Developing locally
Developing locally
With our growing number of service dependencies (APIs, DBs, etc) it can sometimes be impractical to spin up dependencies locally, with Docker for instance. In which case developers prefer to point their locally running application at our ‘dev’ environment. This therefore requires credentials to authenticate with HMPPS Auth in dev.
We used to require that developers request their own personal credentials that would mirror their service’s configuration and roles. We are no longer considering this necessary for the dev environment.

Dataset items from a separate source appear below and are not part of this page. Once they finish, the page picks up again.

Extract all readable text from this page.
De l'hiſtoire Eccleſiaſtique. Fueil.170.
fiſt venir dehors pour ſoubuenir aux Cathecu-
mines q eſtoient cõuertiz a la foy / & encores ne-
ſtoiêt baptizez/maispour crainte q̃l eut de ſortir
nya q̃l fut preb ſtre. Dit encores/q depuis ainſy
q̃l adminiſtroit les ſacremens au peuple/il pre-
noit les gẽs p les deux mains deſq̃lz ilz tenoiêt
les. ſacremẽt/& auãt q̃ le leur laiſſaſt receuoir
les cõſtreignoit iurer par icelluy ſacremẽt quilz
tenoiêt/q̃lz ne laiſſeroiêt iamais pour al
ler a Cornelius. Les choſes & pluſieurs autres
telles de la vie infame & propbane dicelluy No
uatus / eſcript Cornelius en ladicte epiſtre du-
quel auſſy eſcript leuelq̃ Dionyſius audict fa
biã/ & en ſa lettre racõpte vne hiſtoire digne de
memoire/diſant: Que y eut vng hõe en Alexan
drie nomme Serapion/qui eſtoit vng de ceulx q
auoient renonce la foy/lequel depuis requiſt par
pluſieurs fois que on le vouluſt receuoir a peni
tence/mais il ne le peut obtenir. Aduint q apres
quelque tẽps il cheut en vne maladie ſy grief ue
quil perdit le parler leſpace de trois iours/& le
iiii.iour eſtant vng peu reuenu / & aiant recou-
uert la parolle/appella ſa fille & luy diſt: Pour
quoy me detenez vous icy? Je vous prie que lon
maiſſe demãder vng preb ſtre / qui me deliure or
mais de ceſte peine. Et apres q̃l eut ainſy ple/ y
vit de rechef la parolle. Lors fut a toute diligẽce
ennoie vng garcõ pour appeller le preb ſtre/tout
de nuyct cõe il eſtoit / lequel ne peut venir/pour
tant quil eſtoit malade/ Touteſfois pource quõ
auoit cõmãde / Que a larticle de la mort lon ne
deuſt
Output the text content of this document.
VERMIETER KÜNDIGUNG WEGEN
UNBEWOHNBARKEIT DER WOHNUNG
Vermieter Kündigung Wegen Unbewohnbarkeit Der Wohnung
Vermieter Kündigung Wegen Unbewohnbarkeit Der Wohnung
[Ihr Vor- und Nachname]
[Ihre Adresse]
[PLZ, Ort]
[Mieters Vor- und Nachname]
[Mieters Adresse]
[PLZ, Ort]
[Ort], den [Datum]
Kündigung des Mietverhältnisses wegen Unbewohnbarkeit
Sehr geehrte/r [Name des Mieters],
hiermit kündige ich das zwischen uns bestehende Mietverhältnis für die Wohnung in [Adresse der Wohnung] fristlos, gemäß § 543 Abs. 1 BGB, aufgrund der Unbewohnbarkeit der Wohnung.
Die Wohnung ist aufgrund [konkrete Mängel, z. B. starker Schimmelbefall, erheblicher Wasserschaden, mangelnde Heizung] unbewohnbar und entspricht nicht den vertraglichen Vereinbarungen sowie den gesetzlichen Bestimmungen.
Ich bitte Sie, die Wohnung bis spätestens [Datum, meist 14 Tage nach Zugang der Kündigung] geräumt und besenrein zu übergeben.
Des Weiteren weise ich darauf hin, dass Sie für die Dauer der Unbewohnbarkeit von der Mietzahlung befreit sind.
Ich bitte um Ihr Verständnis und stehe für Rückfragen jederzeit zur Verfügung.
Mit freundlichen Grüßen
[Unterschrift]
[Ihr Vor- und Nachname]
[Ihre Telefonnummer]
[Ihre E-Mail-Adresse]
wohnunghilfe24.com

We will relax the IP allow listing to support use of dev service credentials within MoJ GlobalProtect and MoJ Digital VPN IP ranges. This will reduce the support burden on our team and avoid issues where developer and service credential configuration gets out of step.
The default process to follow will now be:
- Request HMPPS Auth credentials as normal for your service and store them as Kubernetes secrets
- When a developer needs credentials to develop against the dev environment, they can inspect their service’s Kubernetes secrets for the credentials they need and set them as local environment variables.
Personal credentials can still be requested if required (for maintenance of queues for example).
Note (1): Because preprod and prod environments contain production data, we are still restricting service credentials to the service host (e.g. Cloud Platform) IP ranges in these environments. This means that if you need to call preprod or prod APIs from your local machine, and you are SC cleared or have a suitable waiver, you’ll still need to request personal client credentials.
Note (2): Remember that the credentials are for a particular OAuth2 flow (authorization_code
or client_credentials
). This means, for example, that you won’t be able to use your service’s authorization_code
credentials to make a client_credentials
token request for calling an API.
This page was last reviewed on 07-Sep-2024, next review will be on 07-Jan-2024.